The diagram below summarizes Corrily’s price optimization workflow. The list after the diagram provides more detail about each step in the diagram.

  • Views your pricing page. A visitor requests to see the pricing page for your product on your website (or app).
  • Requests a price. Rather than displaying a hardcoded, static price for all visitors, you call Corrily’s calculate price endpoint to calculate the price that should be presented to the visitor. Note that this endpoint also handles price localization. You provide the visitor’s IP address so that Corrily can infer the visitor’s location, which probably affects the optimal price for this visitor. You also provide any user characteristics which you think may affect the optimal price.
  • Calculates a price. Corrily’s AI models use the data that you provided to determine what price to present to this visitor. The calculated price is either an experimental price or a control price used to benchmark future prices. Note: In the Corrily dashboard you define the parameters of the experimental prices, such as the upper/lower bounds and the percentage of visitors who should see experimental prices.
  • Returns calculated price. Corrily returns the price that you should present to the user in the response of your calculate price request.
  • Displays calculated price. You render and display the pricing page with the price that Corrily provided.
  • Converts to a paying customer. In this example, the visitor converts to a paying customer. If the visitor abandons your pricing page without converting, that is also a useful signal (more on that below).
  • Sets up billing. You hand off the billing details to your payment gateway.
  • Notifies of subscription & charge. Your payment gateway emits webhook events over the entire customer lifecycle, such as when they sign up, when they pay their subscription fees, and when they cancel their subscription. The absence of webhook events implies that the original visitor abandoned without converting.
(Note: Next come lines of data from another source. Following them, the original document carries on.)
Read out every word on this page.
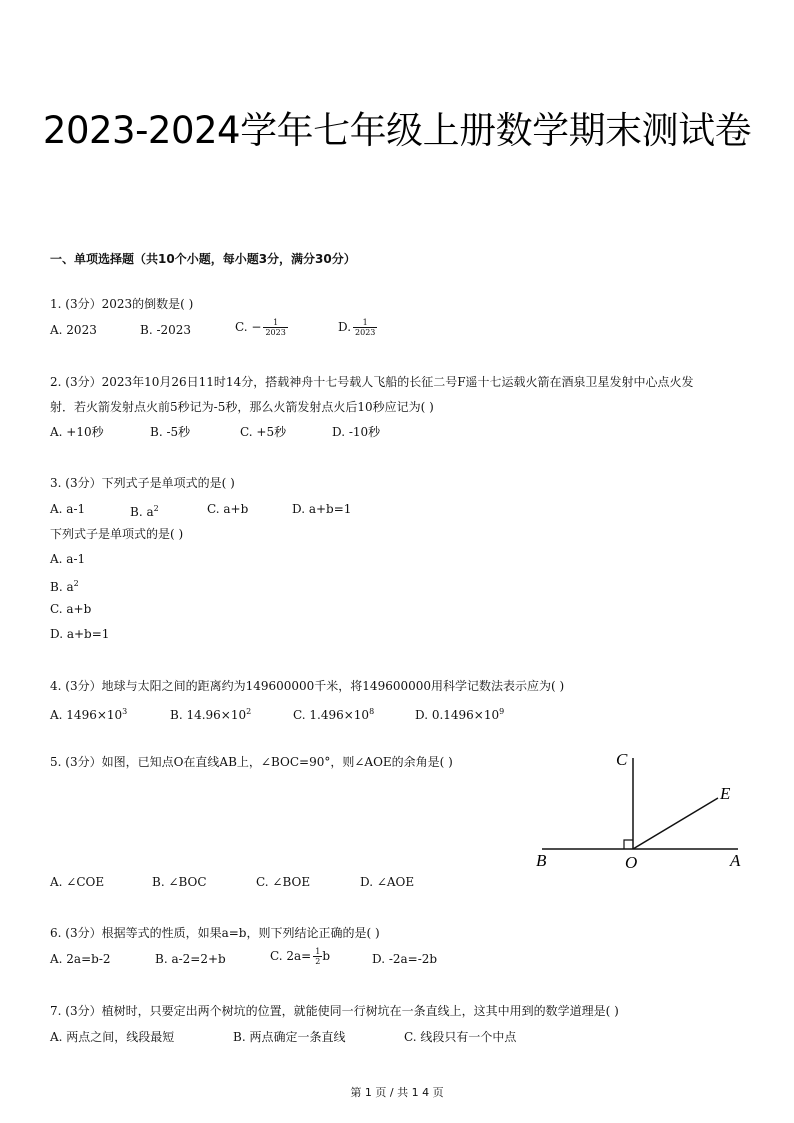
2023-2024学年七年级上册数学期末测试卷
一、单项选择题（共10个小题，每小题3分，满分30分）
1. (3分）2023的倒数是( )
A. 2023	B. -2023	C. − $\frac{1}{2023}$	D. $\frac{1}{2023}$
2. (3分）2023年10月26日11时14分，搭载神舟十七号载人飞船的长征二号F遥十七运载火箭在酒泉卫星发射中心点火发
射．若火箭发射点火前5秒记为-5秒，那么火箭发射点火后10秒应记为( )
A. +10秒	B. -5秒	C. +5秒	D. -10秒
3. (3分）下列式子是单项式的是( )
A. a-1	B. $a^2$	C. a+b	D. a+b=1
下列式子是单项式的是( )
A. a-1
B. $a^2$
C. a+b
D. a+b=1
4. (3分）地球与太阳之间的距离约为149600000千米，将149600000用科学记数法表示应为( )
A. $1496\times 10^3$	B. $14.96\times 10^2$	C. $1.496\times 10^8$	D. $0.1496\times 10^9$
5. (3分）如图，已知点O在直线AB上，∠BOC=90°，则∠AOE的余角是( )	C
E
B	O	A
A. ∠COE	B. ∠BOC	C. ∠BOE	D. ∠AOE
6. (3分）根据等式的性质，如果a=b，则下列结论正确的是( )
A. 2a=b-2	B. a-2=2+b	C. $2a= \frac{1}{2}$ b	D. -2a=-2b
7. (3分）植树时，只要定出两个树坑的位置，就能使同一行树坑在一条直线上，这其中用到的数学道理是( )
A. 两点之间，线段最短	B. 两点确定一条直线	C. 线段只有一个中点
第 1 页 / 共 1 4 页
In that case, Corrily infers that the price was too high.
  • Improves pricing models. Corrily uses the webhook events (or absence of webhook events) as signals for determining optimal prices. A “new customer” event is a signal that the price was close to optimal. An “invoice paid” event is a further signal. 6 “invoice paid” events is even more of a strengthening signal. Many “subscription cancel” events in a short timeframe could be a signal that something has changed (e.g. a particular country is going through an economic recession) and therefore the optimal price is now probably lower.